When two independently maintained runtimes converge on the same numbers and the same prohibitions, the constraints are coming from the problem rather than from taste.
Four choices that split them
1. Where run state lives
Claude Code persists the workflow script, but the run is a feature of the session: the documentation states resume works within the same session only, and exiting mid-run means starting fresh. Pallium writes every run to SQLite.
A run can be paused, resumed days later, inspected, or stopped from the command line, which is also what makes an HTTP API, cron-style triggers, and a fleet view across runs possible. Claude's workflows are something a session does. Pallium's runs are records that a session happened to start.
2. Who the workers are.
Claude's workers are Claude subagents inside Claude Code's permission system, with the session's tool allowlist and the full MCP ecosystem behind them. Pallium defines a worker as a shell command: the default is Codex, and one environment variable wires in any CLI, including Claude itself.
One run can mix vendors, and agents can target other repositories. Claude's design treats the model as the product. Pallium's treats it as a socket.
3. How edits land.
Claude's workflow subagents run in an auto-approved edit mode and write to your working tree directly. Pallium's edit workers run in disposable git worktrees; patches are held until the run finishes clean, scanned for leaked secrets, then applied, with one command to revert. The difference is assumed presence.
Claude's design expects an operator watching the session. Pallium's expects nobody watching, because a trigger may have started the run at three in the morning.
4. What surrounds the runtime.
Claude Code wins on integration: progress UI, permission prompts, plan-level size controls, zero configuration. untilGreen()` loop that owns the check-fix-recheck cycle, and gates that run a verifier agent before the workflow proceeds. Claude's runtime knows more about the conversation.
Pallium's knows more about the repository.
What the test found
On the fix task, parity. Given the same four verified bugs and the same spec, both harnesses fixed all four, both left the full test suite green, and the production diffs were functionally near-identical.
The clear failures were Pallium's. A hung worker stalled one run for over 25 minutes because there was no per-agent timeout, and custom providers could return prose where the script expected structured JSON. Both fixes are in review. Claude's runtime never hung.
Then the result the test was never designed to find. In an adversarial verification stage, agents were asked to refute candidate findings before accepting them. Claude-backed skeptics refuted 4 of 12 with concrete reachability reasoning. Codex-backed skeptics confirmed every one of the 8 claims they were shown.
And when Claude workers ran inside Pallium, the discrimination came back. Judgment quality tracked the worker model. The harness contributed almost nothing to it.
Which one to use
If you work inside Claude Code on a paid plan and the job fits inside a session, use the native tool. It is better integrated, better instrumented, backed by first-party models, and needs no setup.

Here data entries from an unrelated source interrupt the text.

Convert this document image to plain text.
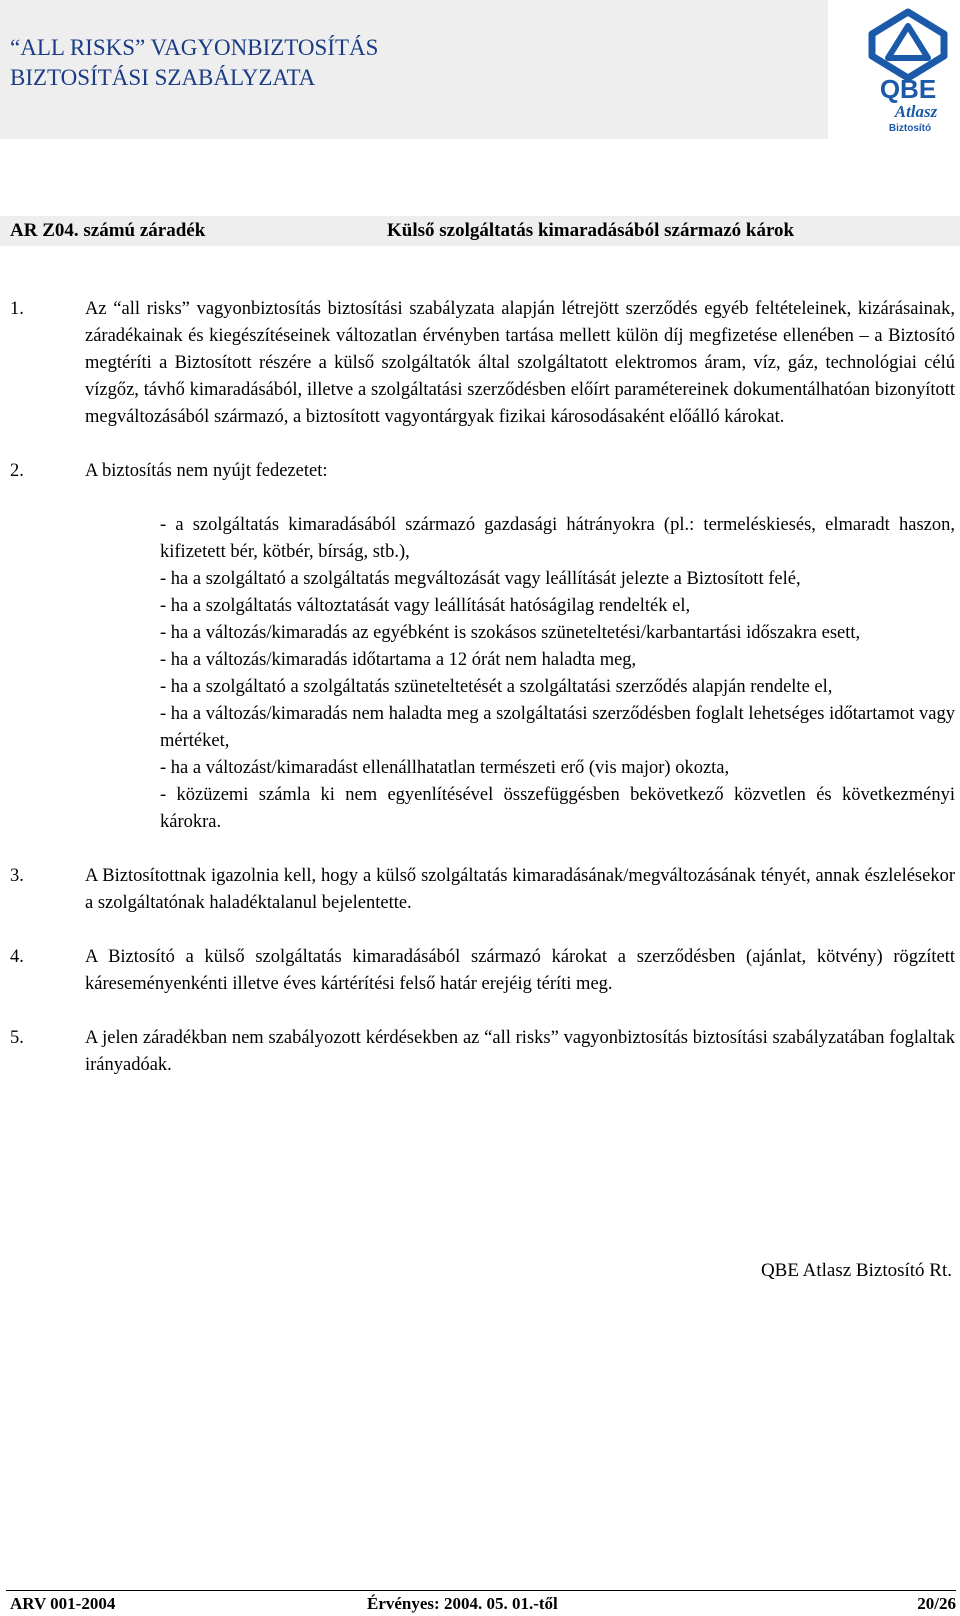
“ALL RISKS” VAGYONBIZTOSÍTÁS
BIZTOSÍTÁSI SZABÁLYZATA	QBE
Atlasz
Biztosító
AR Z04. számú záradék	Külső szolgáltatás kimaradásából származó károk
1.	Az “all risks” vagyonbiztosítás biztosítási szabályzata alapján létrejött szerződés egyéb feltételeinek, kizárásainak, záradékainak és kiegészítéseinek változatlan érvényben tartása mellett külön díj megfizetése ellenében – a Biztosító megtéríti a Biztosított részére a külső szolgáltatók által szolgáltatott elektromos áram, víz, gáz, technológiai célú vízgőz, távhő kimaradásából, illetve a szolgáltatási szerződésben előírt paramétereinek dokumentálhatóan bizonyított megváltozásából származó, a biztosított vagyontárgyak fizikai károsodásaként előálló károkat.
2.	A biztosítás nem nyújt fedezetet:
- a szolgáltatás kimaradásából származó gazdasági hátrányokra (pl.: termeléskiesés, elmaradt haszon, kifizetett bér, kötbér, bírság, stb.),
- ha a szolgáltató a szolgáltatás megváltozását vagy leállítását jelezte a Biztosított felé,
- ha a szolgáltatás változtatását vagy leállítását hatóságilag rendelték el,
- ha a változás/kimaradás az egyébként is szokásos szüneteltetési/karbantartási időszakra esett,
- ha a változás/kimaradás időtartama a 12 órát nem haladta meg,
- ha a szolgáltató a szolgáltatás szüneteltetését a szolgáltatási szerződés alapján rendelte el,
- ha a változás/kimaradás nem haladta meg a szolgáltatási szerződésben foglalt lehetséges időtartamot vagy mértéket,
- ha a változást/kimaradást ellenállhatatlan természeti erő (vis major) okozta,
- közüzemi számla ki nem egyenlítésével összefüggésben bekövetkező közvetlen és következményi károkra.
3.	A Biztosítottnak igazolnia kell, hogy a külső szolgáltatás kimaradásának/megváltozásának tényét, annak észlelésekor a szolgáltatónak haladéktalanul bejelentette.
4.	A Biztosító a külső szolgáltatás kimaradásából származó károkat a szerződésben (ajánlat, kötvény) rögzített káreseményenkénti illetve éves kártérítési felső határ erejéig téríti meg.
5.	A jelen záradékban nem szabályozott kérdésekben az “all risks” vagyonbiztosítás biztosítási szabályzatában foglaltak irányadóak.
QBE Atlasz Biztosító Rt.
ARV 001-2004	Érvényes: 2004. 05. 01.-től	20/26
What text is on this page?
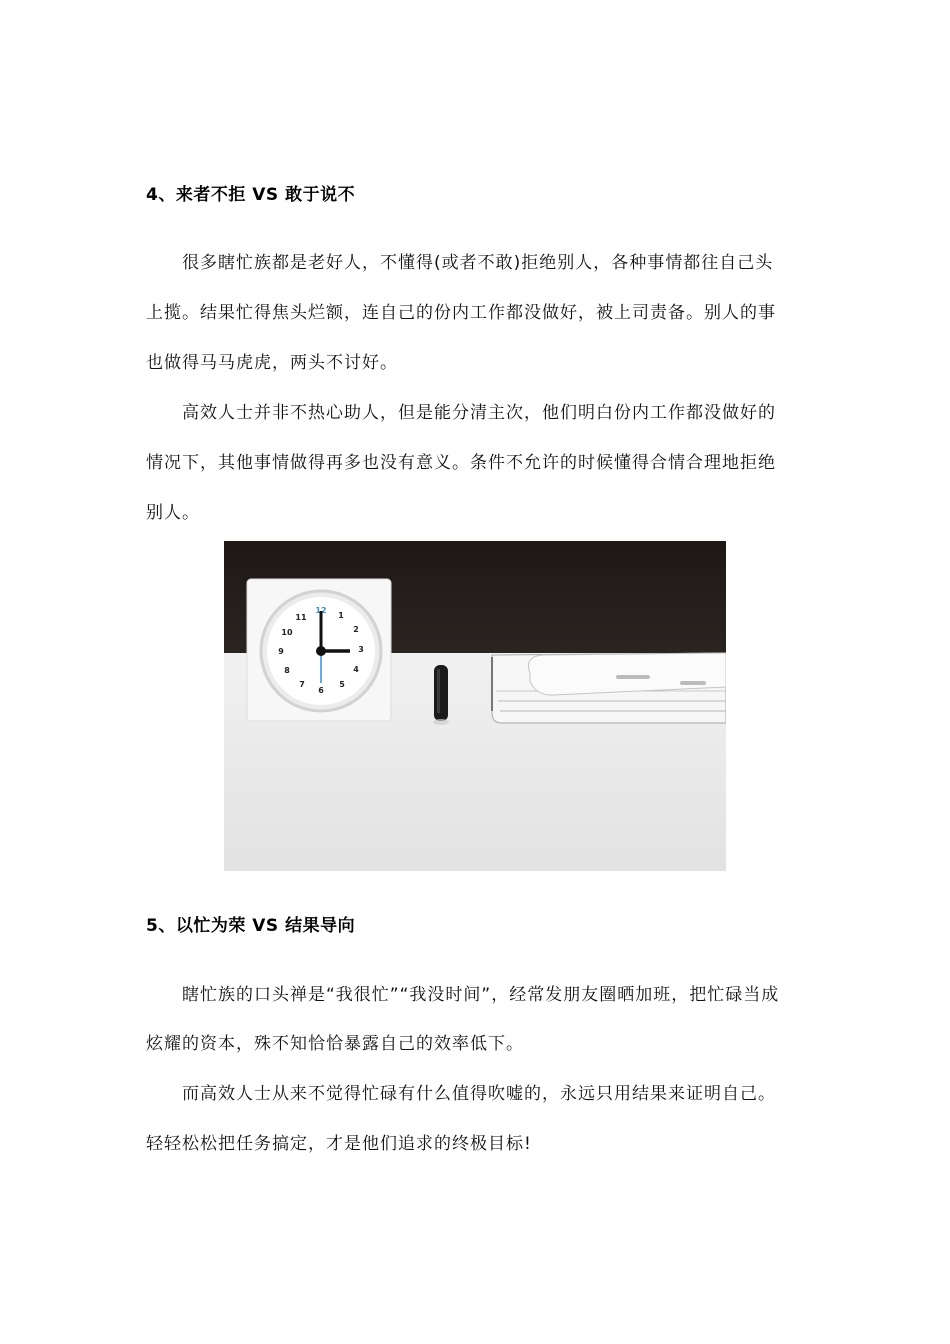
4、来者不拒 VS 敢于说不
很多瞎忙族都是老好人，不懂得(或者不敢)拒绝别人，各种事情都往自己头
上揽。结果忙得焦头烂额，连自己的份内工作都没做好，被上司责备。别人的事
也做得马马虎虎，两头不讨好。
高效人士并非不热心助人，但是能分清主次，他们明白份内工作都没做好的
情况下，其他事情做得再多也没有意义。条件不允许的时候懂得合情合理地拒绝
别人。
12
1
2
3
4
5
6
7
8
9
10
11
5、以忙为荣 VS 结果导向
瞎忙族的口头禅是“我很忙”“我没时间”，经常发朋友圈晒加班，把忙碌当成
炫耀的资本，殊不知恰恰暴露自己的效率低下。
而高效人士从来不觉得忙碌有什么值得吹嘘的，永远只用结果来证明自己。
轻轻松松把任务搞定，才是他们追求的终极目标!
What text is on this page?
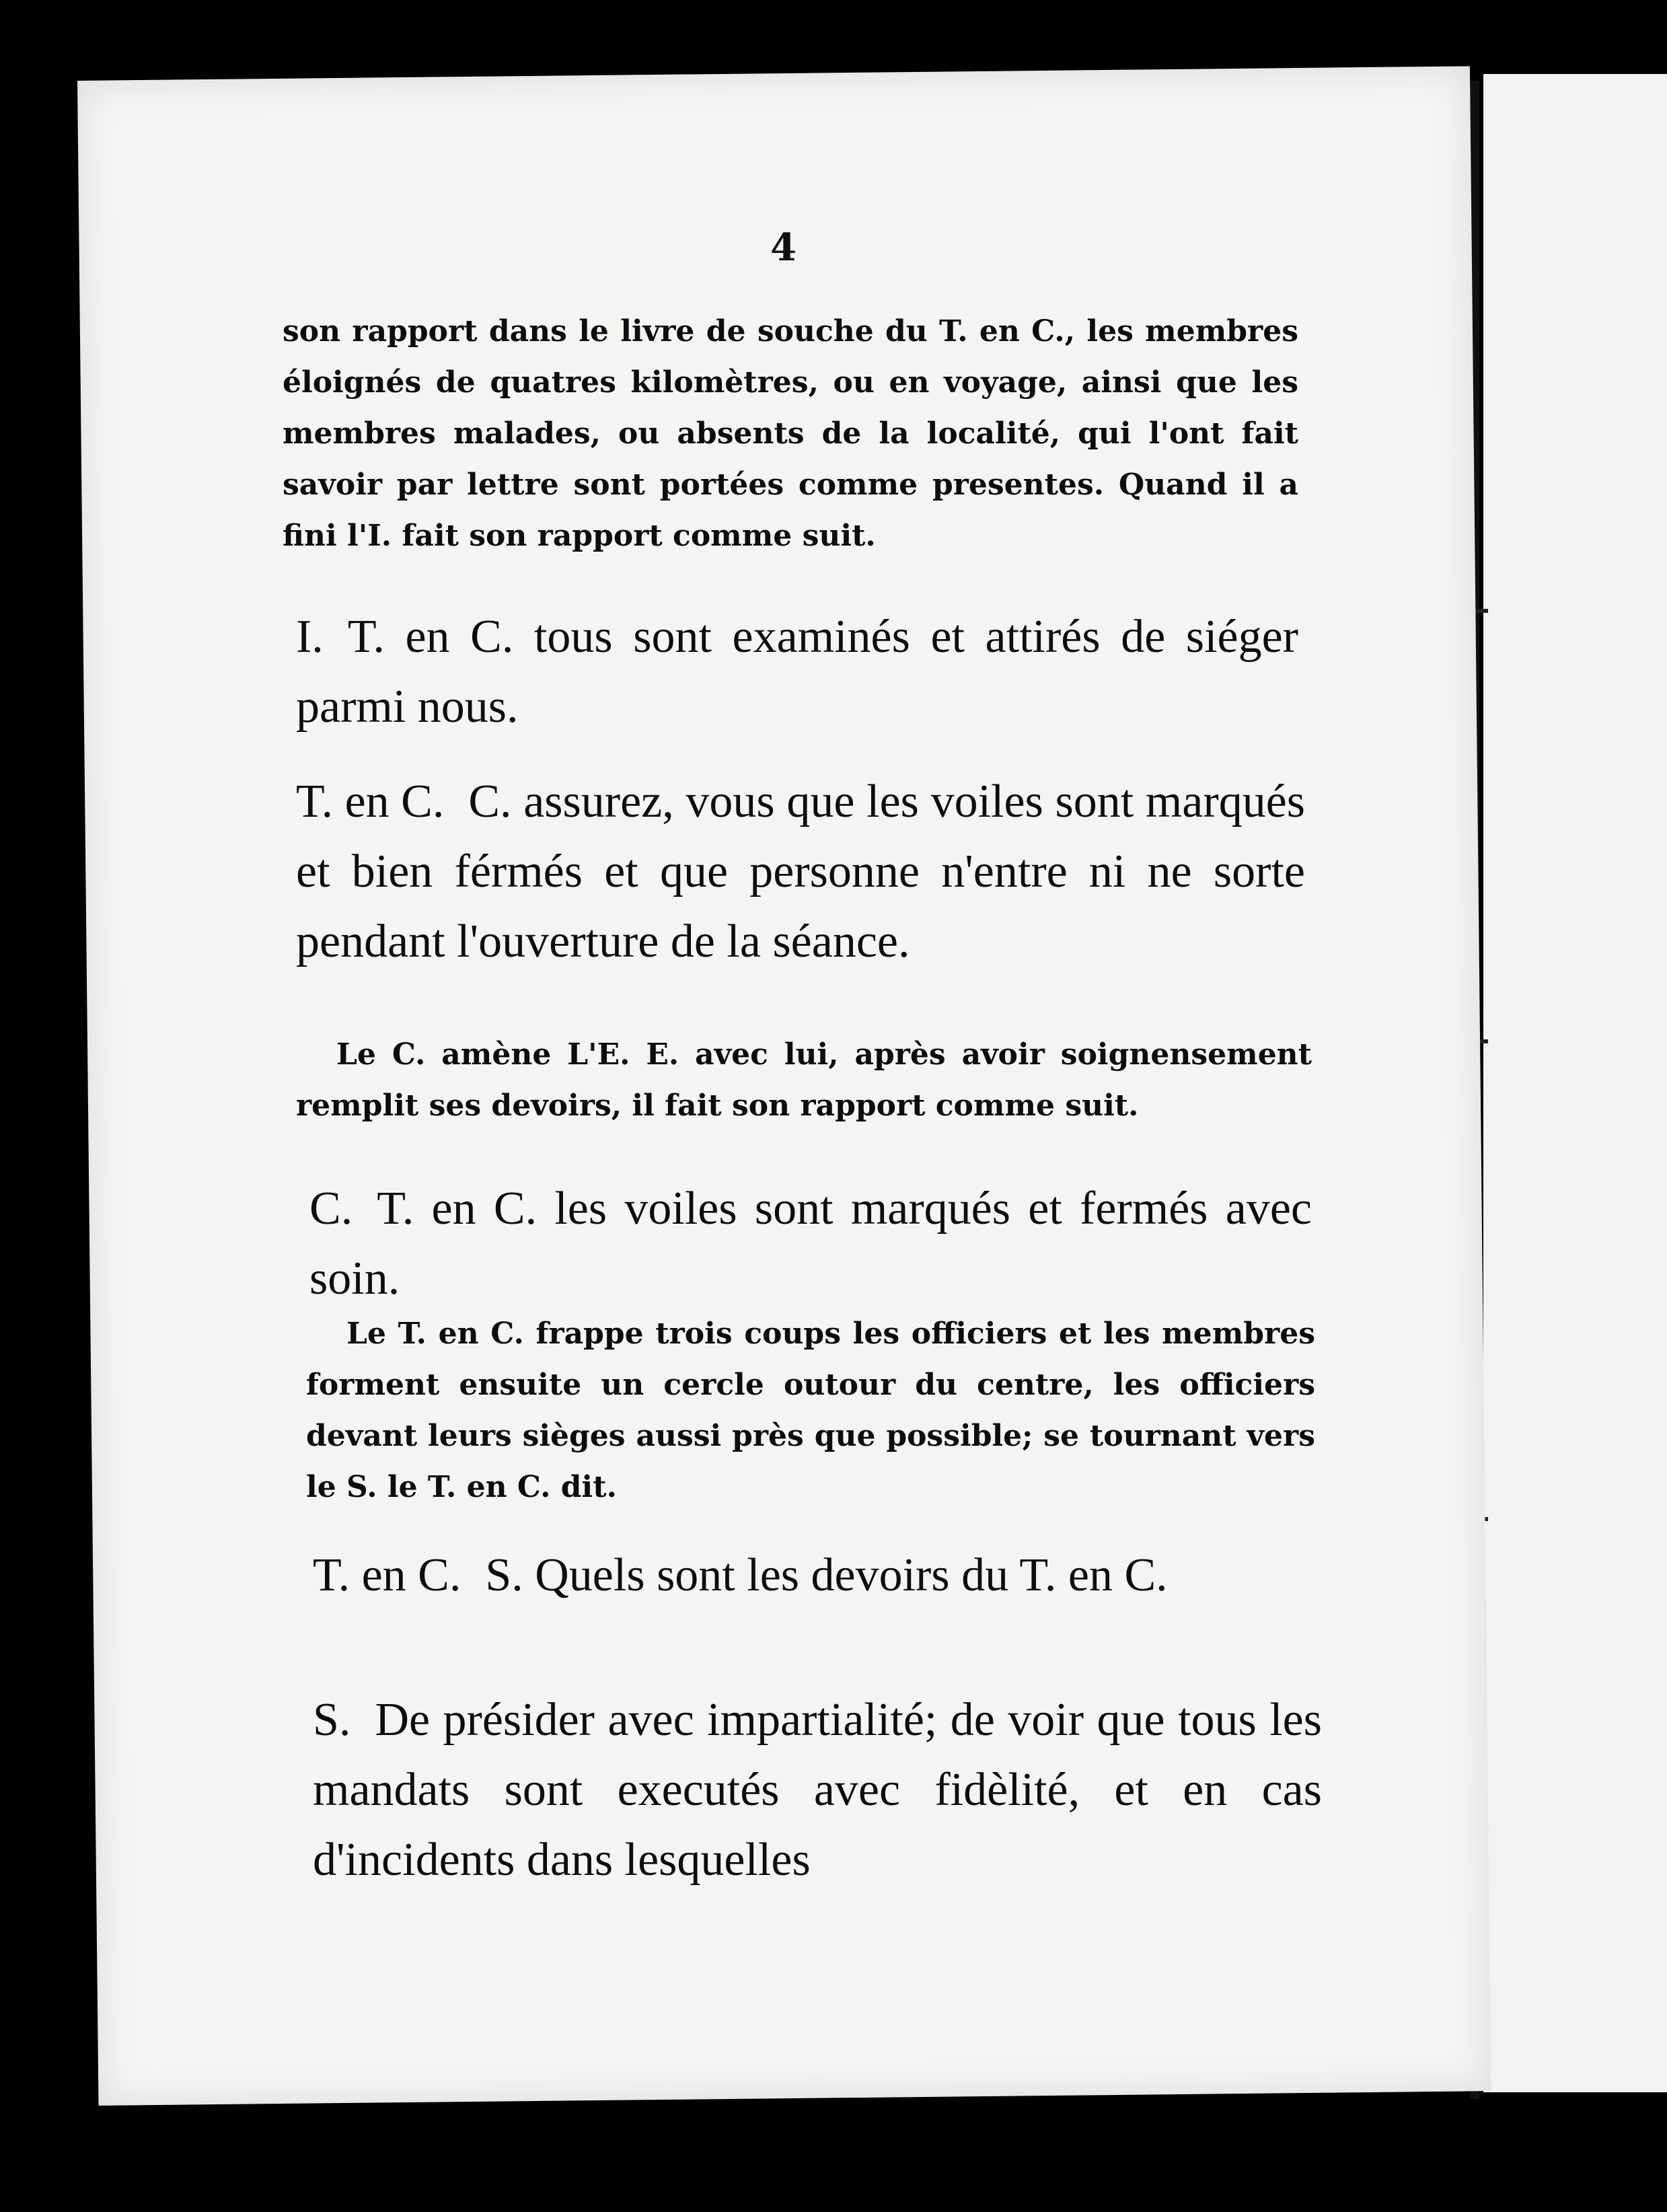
4

son rapport dans le livre de souche du T. en C., les membres éloignés de quatres kilomètres, ou en voyage, ainsi que les membres malades, ou absents de la localité, qui l'ont fait savoir par lettre sont portées comme presentes. Quand il a fini l'I. fait son rapport comme suit.

I. T. en C. tous sont examinés et attirés de siéger parmi nous.

T. en C. C. assurez, vous que les voiles sont marqués et bien férmés et que personne n'entre ni ne sorte pendant l'ouverture de la séance.

Le C. amène L'E. E. avec lui, après avoir soignensement remplit ses devoirs, il fait son rapport comme suit.

C. T. en C. les voiles sont marqués et fermés avec soin.

Le T. en C. frappe trois coups les officiers et les membres forment ensuite un cercle outour du centre, les officiers devant leurs sièges aussi près que possible; se tournant vers le S. le T. en C. dit.

T. en C. S. Quels sont les devoirs du T. en C.

S. De présider avec impartialité; de voir que tous les mandats sont executés avec fidèlité, et en cas d'incidents dans lesquelles
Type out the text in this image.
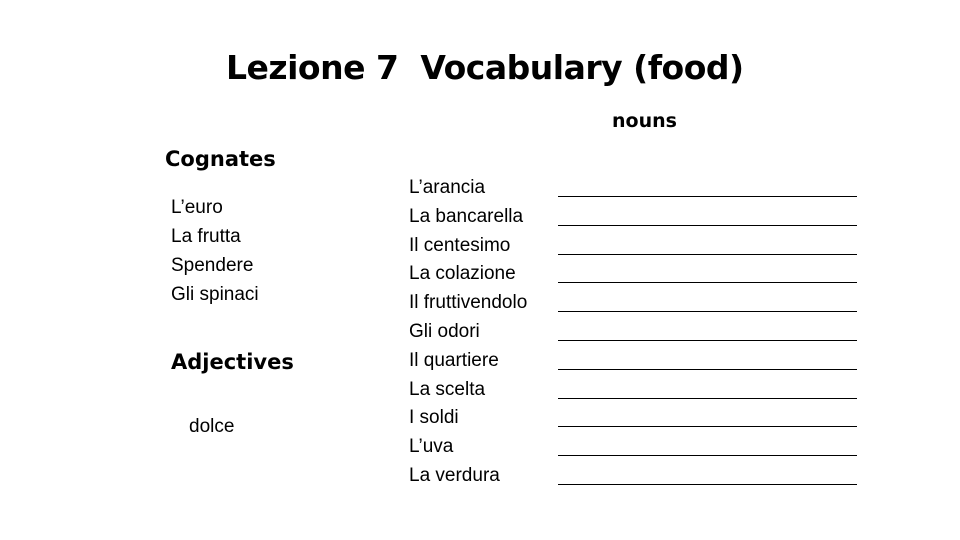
Lezione 7  Vocabulary (food)
nouns
Cognates
L’euro
La frutta
Spendere
Gli spinaci
Adjectives
dolce
L’arancia
La bancarella
Il centesimo
La colazione
Il fruttivendolo
Gli odori
Il quartiere
La scelta
I soldi
L’uva
La verdura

Pallium occupies the space outside that boundary: runs that outlive a session, triggers instead of prompts, an API instead of a chat window, workers from more than one vendor, and edits that arrive as reviewable, revertible patches. It is MIT-licensed and everything stays on your machine.
Both systems, though, agree on the finding that matters. Scripts should own control flow. Models should own judgment. The harness decides the shape of the work: its cost, its persistence, its safety posture. The model decides whether the work is any good.